Figure 2.

Q109 iPSC differentiated to iPSC-microglia and showed no morphological differences to Q22 control iPSC-microglia but exhibit impaired attachment to extracellular matrix and increased cytokine secretion. (a) Investigation of MPC attachment to the extracellular matrix protein fibronectin 15 min, 60 min and 120 min after plating using phalloidin staining. Arrows indicate finely branched filopodia like protrusions. Roundness of Q22 MPC decreased significantly over time. This decrease was not detected in the Q109 MPC. There is no difference in roundness between Q109 and Q22 MPC 15 min after plating, but at 60 min and 120 min.
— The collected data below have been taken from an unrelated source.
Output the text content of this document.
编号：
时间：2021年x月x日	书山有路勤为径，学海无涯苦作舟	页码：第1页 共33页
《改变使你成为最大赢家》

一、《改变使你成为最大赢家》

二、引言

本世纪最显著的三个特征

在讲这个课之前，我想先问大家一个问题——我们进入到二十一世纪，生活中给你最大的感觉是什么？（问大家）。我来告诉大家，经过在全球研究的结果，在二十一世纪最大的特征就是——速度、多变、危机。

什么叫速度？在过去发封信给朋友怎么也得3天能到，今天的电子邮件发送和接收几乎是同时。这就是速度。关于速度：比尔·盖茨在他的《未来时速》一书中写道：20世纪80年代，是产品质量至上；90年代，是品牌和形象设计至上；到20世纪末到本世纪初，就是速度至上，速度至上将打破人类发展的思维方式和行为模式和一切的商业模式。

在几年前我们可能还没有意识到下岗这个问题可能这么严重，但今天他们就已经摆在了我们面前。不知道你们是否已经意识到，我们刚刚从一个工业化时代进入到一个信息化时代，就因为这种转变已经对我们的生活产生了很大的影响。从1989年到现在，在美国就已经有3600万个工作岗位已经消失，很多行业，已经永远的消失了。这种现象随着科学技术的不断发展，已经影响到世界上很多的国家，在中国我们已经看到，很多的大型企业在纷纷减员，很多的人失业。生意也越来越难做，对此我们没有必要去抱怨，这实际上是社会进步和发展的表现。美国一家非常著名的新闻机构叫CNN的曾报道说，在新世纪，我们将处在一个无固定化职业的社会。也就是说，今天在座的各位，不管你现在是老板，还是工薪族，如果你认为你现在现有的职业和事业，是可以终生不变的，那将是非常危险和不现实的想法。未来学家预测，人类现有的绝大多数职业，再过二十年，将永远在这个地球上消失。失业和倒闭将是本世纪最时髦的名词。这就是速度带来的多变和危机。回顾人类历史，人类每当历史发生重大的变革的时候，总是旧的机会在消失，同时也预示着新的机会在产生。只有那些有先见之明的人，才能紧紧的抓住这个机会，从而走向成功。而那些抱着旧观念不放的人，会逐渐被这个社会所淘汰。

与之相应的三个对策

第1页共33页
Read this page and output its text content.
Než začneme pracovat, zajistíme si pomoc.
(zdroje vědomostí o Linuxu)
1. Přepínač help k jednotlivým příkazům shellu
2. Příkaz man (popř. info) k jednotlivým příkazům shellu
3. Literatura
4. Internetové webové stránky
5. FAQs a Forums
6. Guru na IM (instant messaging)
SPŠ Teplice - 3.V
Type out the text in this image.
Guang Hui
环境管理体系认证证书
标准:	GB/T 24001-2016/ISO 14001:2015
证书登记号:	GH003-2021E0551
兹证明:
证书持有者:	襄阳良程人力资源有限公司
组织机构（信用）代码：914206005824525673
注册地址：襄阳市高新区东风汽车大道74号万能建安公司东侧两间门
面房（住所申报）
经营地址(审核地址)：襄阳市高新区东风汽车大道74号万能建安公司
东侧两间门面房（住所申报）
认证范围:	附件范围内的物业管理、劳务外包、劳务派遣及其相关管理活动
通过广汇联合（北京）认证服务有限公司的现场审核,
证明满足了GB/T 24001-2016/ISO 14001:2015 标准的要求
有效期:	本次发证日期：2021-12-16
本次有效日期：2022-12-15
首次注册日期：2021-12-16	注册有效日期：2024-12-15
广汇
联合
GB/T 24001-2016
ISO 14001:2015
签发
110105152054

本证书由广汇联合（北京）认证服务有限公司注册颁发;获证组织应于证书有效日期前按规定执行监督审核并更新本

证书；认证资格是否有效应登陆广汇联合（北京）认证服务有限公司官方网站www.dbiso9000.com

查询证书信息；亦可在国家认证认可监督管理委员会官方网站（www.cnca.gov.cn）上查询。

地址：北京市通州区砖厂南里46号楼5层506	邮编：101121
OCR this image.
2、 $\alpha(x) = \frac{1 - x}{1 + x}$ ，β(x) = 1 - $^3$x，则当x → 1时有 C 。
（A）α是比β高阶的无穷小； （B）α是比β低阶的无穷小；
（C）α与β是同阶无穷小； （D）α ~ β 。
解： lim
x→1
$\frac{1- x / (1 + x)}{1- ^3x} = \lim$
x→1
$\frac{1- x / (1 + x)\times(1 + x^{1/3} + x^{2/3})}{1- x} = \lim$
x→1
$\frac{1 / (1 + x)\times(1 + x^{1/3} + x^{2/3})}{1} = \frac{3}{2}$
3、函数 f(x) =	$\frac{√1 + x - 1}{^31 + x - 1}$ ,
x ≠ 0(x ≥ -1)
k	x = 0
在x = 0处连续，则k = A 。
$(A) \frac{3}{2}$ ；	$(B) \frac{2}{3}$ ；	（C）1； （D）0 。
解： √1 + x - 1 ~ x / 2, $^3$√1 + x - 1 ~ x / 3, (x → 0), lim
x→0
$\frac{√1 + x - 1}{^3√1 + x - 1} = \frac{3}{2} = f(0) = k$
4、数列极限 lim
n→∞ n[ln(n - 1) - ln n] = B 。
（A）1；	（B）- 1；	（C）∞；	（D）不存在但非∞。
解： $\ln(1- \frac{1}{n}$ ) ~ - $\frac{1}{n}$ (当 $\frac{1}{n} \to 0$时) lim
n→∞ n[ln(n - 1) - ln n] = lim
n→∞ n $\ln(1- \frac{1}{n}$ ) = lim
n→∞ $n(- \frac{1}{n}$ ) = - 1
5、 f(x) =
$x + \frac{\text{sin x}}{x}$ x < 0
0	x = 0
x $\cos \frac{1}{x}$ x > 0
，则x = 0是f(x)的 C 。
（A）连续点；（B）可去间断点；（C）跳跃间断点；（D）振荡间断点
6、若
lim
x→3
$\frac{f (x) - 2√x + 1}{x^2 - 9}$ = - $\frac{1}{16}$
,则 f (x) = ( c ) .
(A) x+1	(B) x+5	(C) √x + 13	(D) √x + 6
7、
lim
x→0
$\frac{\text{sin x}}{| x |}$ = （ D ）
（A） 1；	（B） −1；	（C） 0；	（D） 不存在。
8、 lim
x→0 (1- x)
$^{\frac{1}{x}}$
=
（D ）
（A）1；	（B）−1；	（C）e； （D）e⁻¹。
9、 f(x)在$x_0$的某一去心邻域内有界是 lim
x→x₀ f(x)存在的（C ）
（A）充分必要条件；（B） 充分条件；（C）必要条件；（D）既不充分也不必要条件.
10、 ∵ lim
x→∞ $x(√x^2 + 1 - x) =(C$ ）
Scale bar = 25 μm. (b) Confirmation of cell identity of both Q22 and Q109 iPSC-microglia using IBA1 and TMEM119. Scale bar = 100 μm. (c) Investigation of iPSC-microglia morphology showed no differences between Q22 and Q109 iPSC-microglia in their cell area and roundness. (d) Unstimulated iPSC-microglia supernatants were assessed by flow cytometric analysis for the secretion of the cytokines IL-8, IL-6, IL-1β, IL-10, TNF and IL-12p70. IL-12p70 secretion was below detection level. Unstimulated Q109 iPSC-microglia showed an increased secretion of IL-8 and IL-6. No difference was detected for the secretion of IL-1β, IL-10 and TNF. Data are expressed as mean ± SEM. n = 3 independent experimental repeats with 2–3 clones. Statistical analysis was performed using two-way ANOVA and Tukey’s honest significance test or unpaired t-test and Mann–Whitney U test (for IL-6). *p < 0.05; **p < 0.01. min = minutes.